Roughly $1.2 million of the total investment went into expanding the arena’s northwest concourse by 3,500 square feet. SMG Assistant General Manager Jim Watt said the project’s finishing touches were still being made, even though the section has been open to the public for nearly a month.
“We’ve seen an immediate improvement on the traffic flow on the concourse,” he said.
Watt also remarked that the project, which was designed by Rossetti & Associates and managed by Rockford Construction, was a traumatic experience at times but, ultimately, it is an excellent addition to the arena. Besides lessening traffic congestion in that corner, the expansion also means more space to sell food and beverages.
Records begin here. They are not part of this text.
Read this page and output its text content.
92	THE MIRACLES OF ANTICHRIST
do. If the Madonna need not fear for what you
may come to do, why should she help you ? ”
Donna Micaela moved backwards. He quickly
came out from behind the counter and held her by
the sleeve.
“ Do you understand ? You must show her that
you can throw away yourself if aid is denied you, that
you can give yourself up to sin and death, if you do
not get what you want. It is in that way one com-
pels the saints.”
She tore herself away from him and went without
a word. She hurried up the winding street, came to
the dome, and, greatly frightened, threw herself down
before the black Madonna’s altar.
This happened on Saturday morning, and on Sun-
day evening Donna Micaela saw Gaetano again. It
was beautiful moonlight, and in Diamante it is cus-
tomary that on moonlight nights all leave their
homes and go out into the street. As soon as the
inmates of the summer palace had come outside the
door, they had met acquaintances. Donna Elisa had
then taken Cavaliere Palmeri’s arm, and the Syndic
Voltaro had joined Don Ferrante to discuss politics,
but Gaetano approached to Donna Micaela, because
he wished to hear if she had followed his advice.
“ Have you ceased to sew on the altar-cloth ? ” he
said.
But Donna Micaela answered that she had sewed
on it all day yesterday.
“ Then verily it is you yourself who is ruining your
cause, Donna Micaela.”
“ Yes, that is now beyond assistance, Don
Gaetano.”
Amway Corp. bought the naming rights for the section, which features a full bar, food service and three flat-screen TVs.
The $1 beer promotion offered by Grand Rapids Griffins on Friday nights hasn’t been offered in the “Amway Section A” yet. But SMG Regional General Manager Rich MacKeigan said they might try it there soon to see how the foot traffic flows.
MacKeigan also said last week’s Ozzy Osbourne concert was the first true test for the new section because a fairly full house was expected.
The CAA spent another $1 million on the LED ribbon board that runs along the façade of the building’s upper deck. The board was manufactured by Daktronics, is 657 linear feet, has 1,750 square feet of LED display and is expected to increase the arena’s advertising revenue. Watt said it has enhanced the fans’ experiences at Griffins games.
The CAA also invested $450,000 in a new snowmelt system for the front entrance, which Watt said was operating smoothly.
MacKeigan said he would be accepting bids soon on what he called an architectural study. The study’s purpose is to determine what needs to be done at the arena to keep it competitive. He said he plans to file a report on this effort with the CAA in February.
CAA member Lew Chamberlin said the study should not only look at the newest available technology for the building and what can be done to add to the arena’s bottom line, but also determine what the board can do to protect it as an asset.
“Sometimes architects and engineers can see things that we may not be able to,” he said.
At the end of October, a third of the way through the fiscal year, the arena was $225,415 in the red. SMG Director of Finance Chris Machuta said some of the concert activity that was lacking in the first quarter was beginning to pick up.